Nous apprenons donc, grâce à Paula Barillon-Bauché, que Mozart, Chopin et Debussy étaient des femmes dont les autres femmes devraient s’inspirer.
Mais revenons pour terminer aux remarques de la compositrice Sally Beamish que j’ai citée tout à l’heure dans une interview de 2023 :
« Beaucoup plus d’œuvres de compositrices sont jouées et reconnues maintenant. C’est une bonne époque pour être compositrice. Il y a beaucoup d’opportunités et il n’y a plus la même méfiance envers les compositrices ».
Cette situation est l’heureuse issue d’un travail mené depuis les années 1970 pour élargir le champ historique, dans tous les domaines. La musicologie, spécifiquement, a commencé à sortir d’une histoire de la musique essentiellement dominée par les grands compositeurs. Comme une nouvelle vague de féminisme était alors active, cela a résulté dans de plus en plus de travaux consacrés à des musiciennes, et les compositrices du passé et les compositrices vivantes ont bénéficié de ce mouvement, avec notamment des éditions ou des rééditions d’œuvres, qui ont pu graduellement apparaître dans les concerts et être enregistrées.
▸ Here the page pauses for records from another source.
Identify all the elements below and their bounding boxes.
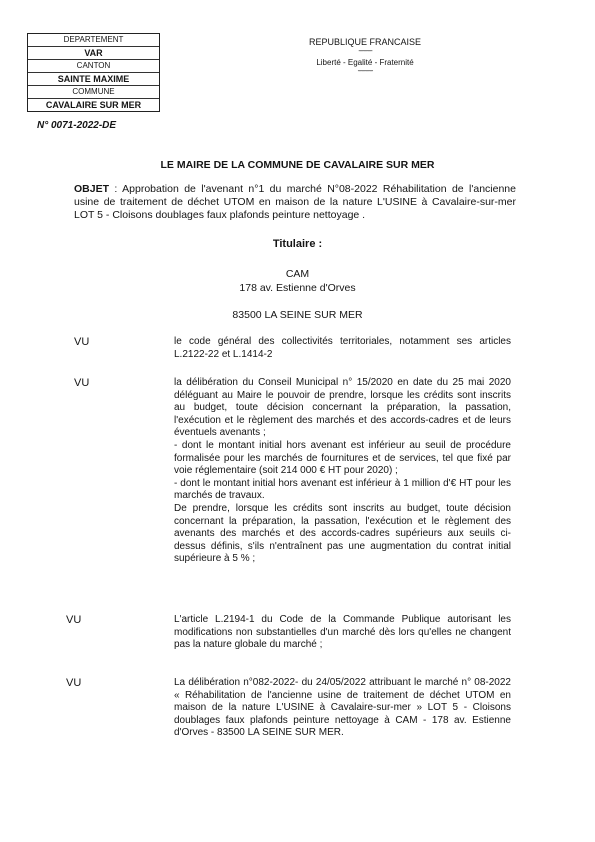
- main-title: LE MAIRE DE LA COMMUNE DE CAVALAIRE SUR MER: [160, 159, 435, 171]
- departement-value: VAR: [28, 47, 159, 60]
- commune-label: COMMUNE: [28, 86, 159, 99]
- vu-text-4: La délibération n°082-2022- du 24/05/2022 attribuant le marché n° 08-2022 « Réhabilitation de l'ancienne usine de traitement de déchet UTOM en maison de la nature L'USINE à Cavalaire-sur-mer » LOT 5 - Cloisons doublages faux plafonds peinture nettoyage à CAM - 178 av. Estienne d'Orves - 83500 LA SEINE SUR MER.: [174, 677, 511, 739]
- vu-text-3: L'article L.2194-1 du Code de la Commande Publique autorisant les modifications non substantielles d'un marché dès lors qu'elles ne changent pas la nature globale du marché ;: [174, 614, 511, 651]
- departement-label: DEPARTEMENT: [28, 34, 159, 47]
- republic-separator-2: -----------: [357, 68, 373, 75]
- titulaire-city: 83500 LA SEINE SUR MER: [232, 309, 363, 321]
- canton-label: CANTON: [28, 60, 159, 73]
- titulaire-address: 178 av. Estienne d'Orves: [239, 282, 356, 294]
- objet-paragraph: [74, 183, 516, 222]
- vu-label-2: VU: [74, 377, 90, 389]
- objet-text: : Approbation de l'avenant n°1 du marché N°08-2022 Réhabilitation de l'ancienne usine de traitement de déchet UTOM en maison de la nature L'USINE à Cavalaire-sur-mer LOT 5 - Cloisons doublages faux plafonds peinture nettoyage .: [74, 183, 516, 221]
- vu-label-3: VU: [66, 614, 82, 626]
- republic-separator: ----------: [358, 48, 372, 55]
- vu-text-2: la délibération du Conseil Municipal n° 15/2020 en date du 25 mai 2020 déléguant au Maire le pouvoir de prendre, lorsque les crédits sont inscrits au budget, toute décision concernant la préparation, la passation, l'exécution et le règlement des marchés et des accords-cadres et de leurs éventuels avenants ;: [174, 377, 511, 439]
- commune-value: CAVALAIRE SUR MER: [45, 100, 142, 110]
- objet-label: OBJET: [74, 183, 110, 195]
- titulaire-label: Titulaire :: [272, 238, 323, 250]
- republic-motto: Liberté - Egalité - Fraternité: [316, 58, 414, 67]
- vu-label-4: VU: [66, 677, 82, 689]
- vu-text-2-sub-2: - dont le montant initial hors avenant est inférieur à 1 million d'€ HT pour les marchés de travaux.: [174, 477, 511, 502]
- vu-text-2-sub-1: - dont le montant initial hors avenant est inférieur au seuil de procédure formalisée pour les marchés de fournitures et de services, tel que fixé par voie réglementaire (soit 214 000 € HT pour 2020) ;: [174, 439, 511, 477]
- titulaire-name: CAM: [285, 268, 310, 280]
- vu-text-1: le code général des collectivités territoriales, notamment ses articles L.2122-22 et L.1414-2: [174, 336, 511, 360]
- republic-title: REPUBLIQUE FRANCAISE: [308, 37, 422, 47]
- vu-paragraph-2: [174, 377, 511, 566]
- canton-value: SAINTE MAXIME: [28, 73, 159, 86]
- vu-label-1: VU: [74, 336, 90, 348]
- republic-header: [300, 37, 430, 75]
- decision-number: N° 0071-2022-DE: [37, 120, 117, 131]
- administrative-box: [27, 33, 160, 112]
- vu-text-2-sub-3: De prendre, lorsque les crédits sont inscrits au budget, toute décision concernant la préparation, la passation, l'exécution et le règlement des avenants des marchés et des accords-cadres supérieurs aux seuils ci-dessus définis, s'ils n'entraînent pas une augmentation du contrat initial supérieure à 5 % ;: [174, 502, 511, 565]
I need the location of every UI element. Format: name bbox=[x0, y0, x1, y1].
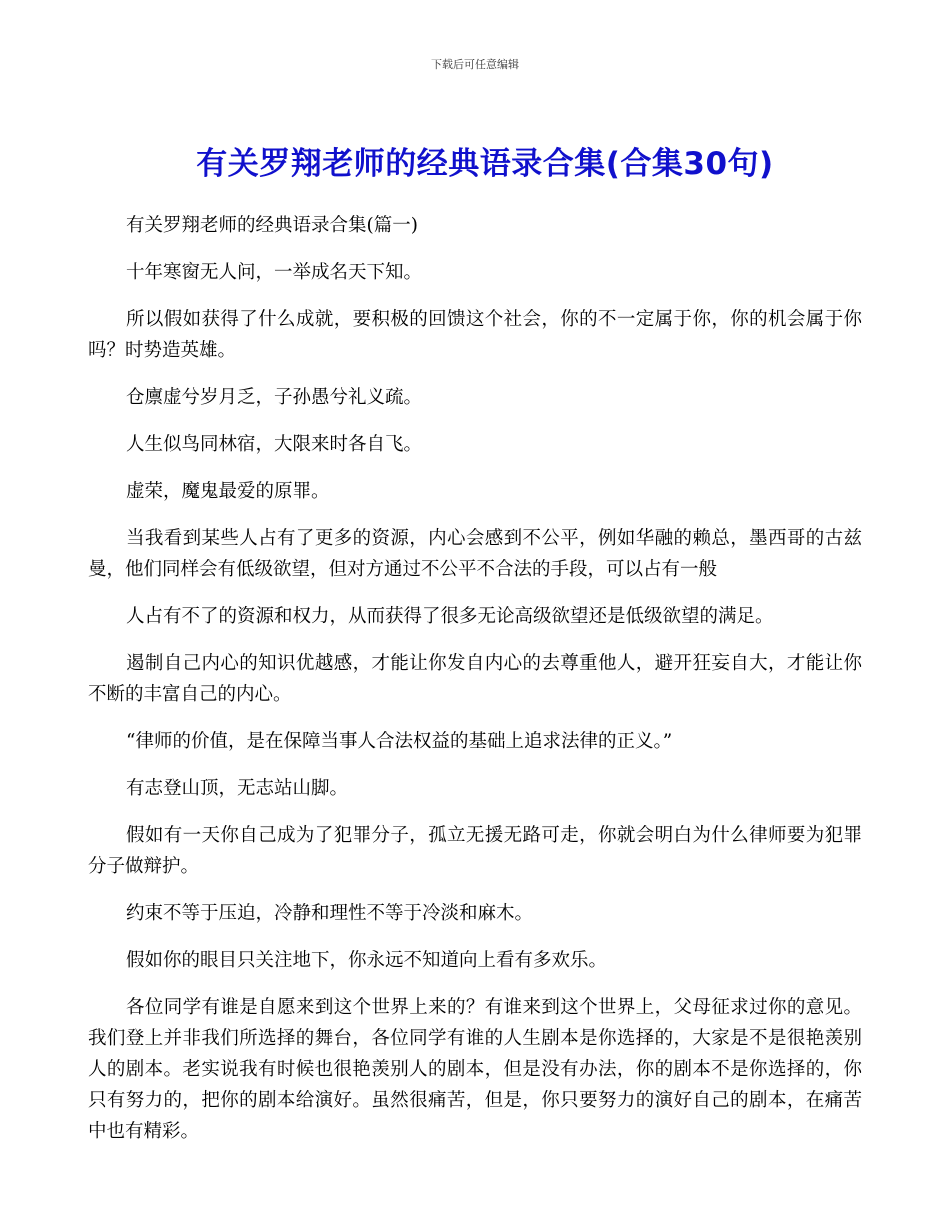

Le mouvement s’est nettement accéléré depuis une dizaine d’années. On entend par exemple beaucoup plus d’œuvres de compositrices dans des lieux comme la Philharmonie de Paris.
Je terminerai par une notre personnelle. Au début des années 2000, alors que je terminais ma thèse sur les compositrices françaises du XIXe siècle, je rencontrais fréquemment des regards apitoyés lorsque je mentionnais mon sujet de recherches. Et ce type de remarques : « Ah bon, il y en a ? », ou « Ce sera une mince thèse ». Ce n’est plus le cas depuis plusieurs années. Les recherches foisonnent, et le signe peut-être le plus évident d’un changement des mentalités, en France en tout cas, est que l’histoire des musiciennes est actuellement au programme du concours de l’agrégation de musique.